(i) Benedict's Rule

Benedict of Nursia (480-547, Italy) was "driven" into the "desert" to live to pray, by the chaos and decay of the "dark night of history" which immediately followed the disintegration of the Roman Empire.  He is now credited with bringing necessary and biblical order to the Church's contemplative (prayer) movement, as it then was.  Below are some choice excerpts from the 73 precepts which he wrote by way of his "Rule"...a guidebook, if you will, for prayer houses.  Notice the seamless connection between spiritual and practical concerns; Heaven indeed touching earth!  Benedict's "Rule" is still inspirational and is consulted by hundreds of prayer houses all over the world today.  It is foundational (Eph 2) for them and therefore, by definition, "apostolic"!


"What page or phrase of divine authority of the Old and New Testament is not the straightest norm for a human life?"


"Let us realise that we shall be heard not in much speaking, but in purity of heart, in compunction (repentance) and tears.  And that is why a prayer should be brief and pure, unless perhaps it be prolonged by an inspiration of divine grace."
"He (who) wishes to pray more secretly by himself, let him in all simplicity go in and pray, not with a loud voice but with tears and an attentive heart."
"Let the oratory (place of prayer) be what it is called, and let nothing else be done or stored there.  When the work of God (prayer) is finished, let all go out with the deepest silence, and let reverence be shown to God."


"Guard against evil desires, because death has his station near the entrance of pleasure."
"As there is a harsh and evil zeal which separates from God and leads to hell, so there is a virtuous zeal which separates from vice and leads to God and life everlasting."

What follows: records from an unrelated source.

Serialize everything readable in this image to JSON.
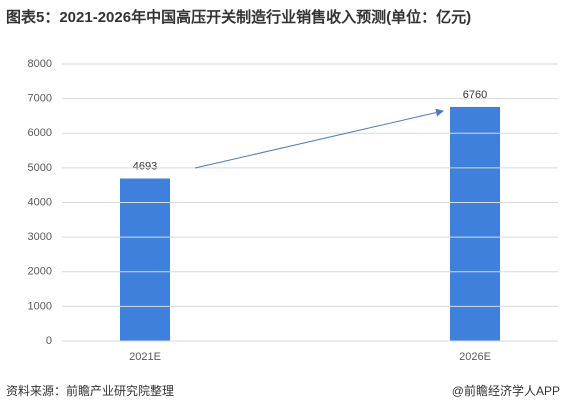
{
  "chart_data": {
    "type": "bar",
    "title": "图表5：2021-2026年中国高压开关制造行业销售收入预测(单位：亿元)",
    "categories": [
      "2021E",
      "2026E"
    ],
    "values": [
      4693,
      6760
    ],
    "color": "#3f80dc",
    "ylim": [
      0,
      8000
    ],
    "yticks": [
      0,
      1000,
      2000,
      3000,
      4000,
      5000,
      6000,
      7000,
      8000
    ],
    "grid": true,
    "source": "资料来源：前瞻产业研究院整理",
    "credit": "@前瞻经济学人APP"
  }
}
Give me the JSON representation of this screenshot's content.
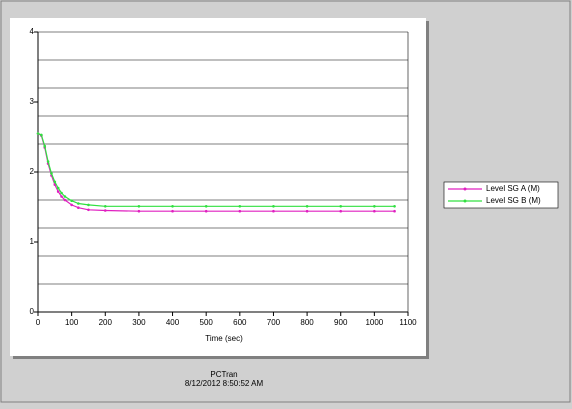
{
  "chart_data": {
    "type": "line",
    "x_label": "Time (sec)",
    "footer": [
      "PCTran",
      "8/12/2012 8:50:52 AM"
    ],
    "x": [
      0,
      10,
      20,
      30,
      40,
      50,
      60,
      70,
      80,
      100,
      120,
      150,
      200,
      300,
      400,
      500,
      600,
      700,
      800,
      900,
      1000,
      1060
    ],
    "series": [
      {
        "name": "Level SG A (M)",
        "color": "#e020c0",
        "values": [
          2.55,
          2.52,
          2.35,
          2.12,
          1.95,
          1.82,
          1.72,
          1.65,
          1.6,
          1.53,
          1.49,
          1.46,
          1.45,
          1.44,
          1.44,
          1.44,
          1.44,
          1.44,
          1.44,
          1.44,
          1.44,
          1.44
        ]
      },
      {
        "name": "Level SG B (M)",
        "color": "#30e040",
        "values": [
          2.55,
          2.53,
          2.37,
          2.15,
          1.98,
          1.86,
          1.77,
          1.7,
          1.65,
          1.59,
          1.55,
          1.53,
          1.51,
          1.51,
          1.51,
          1.51,
          1.51,
          1.51,
          1.51,
          1.51,
          1.51,
          1.51
        ]
      }
    ],
    "xlim": [
      0,
      1100
    ],
    "xticks": [
      0,
      100,
      200,
      300,
      400,
      500,
      600,
      700,
      800,
      900,
      1000,
      1100
    ],
    "ylim": [
      0,
      4
    ],
    "yticks": [
      0,
      1,
      2,
      3,
      4
    ],
    "ygrid": [
      0.4,
      0.8,
      1.2,
      1.6,
      2,
      2.4,
      2.8,
      3.2,
      3.6,
      4
    ],
    "grid": true,
    "legend": "right"
  }
}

"Let the Abbot (leader) know that whatever lack of profit the Master of the house shall find in the sheep, will be laid to the blame of the shepherd."
"In his corrections, let him (Abbot) act with prudence and not go to extremes, lest, while he aims to remove the rust too thoroughly, the vessel be broken.  Let him always keep his own frailty in mind."
"Let him (Abbot) not be fussy or over-anxious, exacting, or headstrong; let him not be jealous or suspicious, because he will never have rest."